Investing.com -- Consumer goods giant Procter & Gamble (NYSE:PG) reported first-quarter fiscal 2025 earnings that exceeded analyst expectations, while revenue fell slightly short. The company maintained its full-year guidance, and its stock edged up 0.4% following the announcement.
P&G posted adjusted earnings per share of $1.93, surpassing the analyst consensus of $1.90. However, revenue came in at $21.7 billion, below the expected $22.02 billion and down 1% from the same quarter last year. Organic sales, which exclude the impacts of foreign exchange and acquisitions/divestitures, increased by 2% YoY.
The company maintained its fiscal 2025 outlook, projecting all-in sales growth of 2% to 4% and organic sales growth of 3% to 5%. P&G also reiterated its core earnings per share growth forecast of 5% to 7%, equating to a range of $6.91 to $7.05 per share.
Jon Moeller, Chairman, President and CEO, commented, "Our organic sales growth, earnings and cash results in the first quarter keep us on track to deliver within our guidance ranges on all key financial metrics for the fiscal year."
P&G's Beauty segment saw a 2% decline in organic sales, while Grooming and Health Care segments grew by 3% and 4%, respectively.
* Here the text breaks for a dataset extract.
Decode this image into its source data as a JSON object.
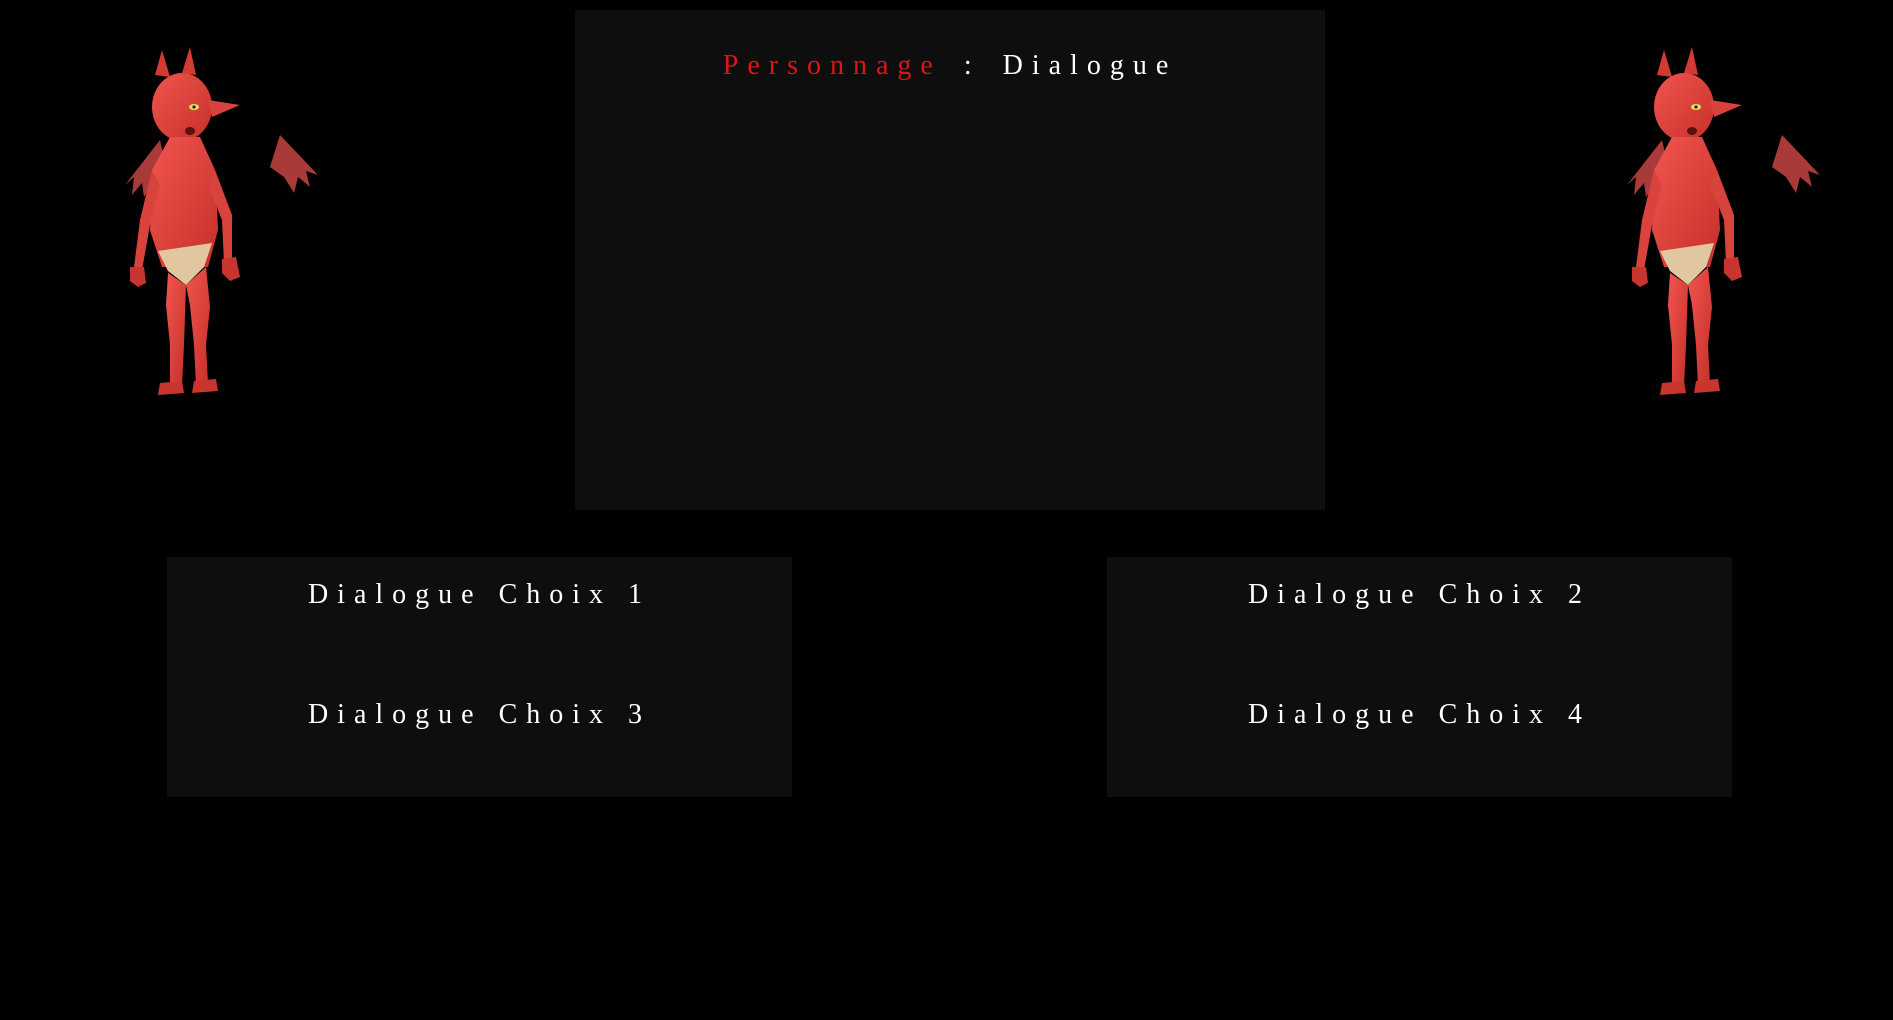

Fabric & Home Care increased by 3%, and Baby, Feminine & Family Care remained flat.
The company expects a commodity cost headwind of approximately $200 million after tax for fiscal 2025, translating to a $0.08 per share impact. Foreign exchange is now anticipated to be neutral.
P&G continues to project an adjusted free cash flow productivity of 90% and plans to pay around $10 billion in dividends while repurchasing $6 to $7 billion of common shares in fiscal 2025.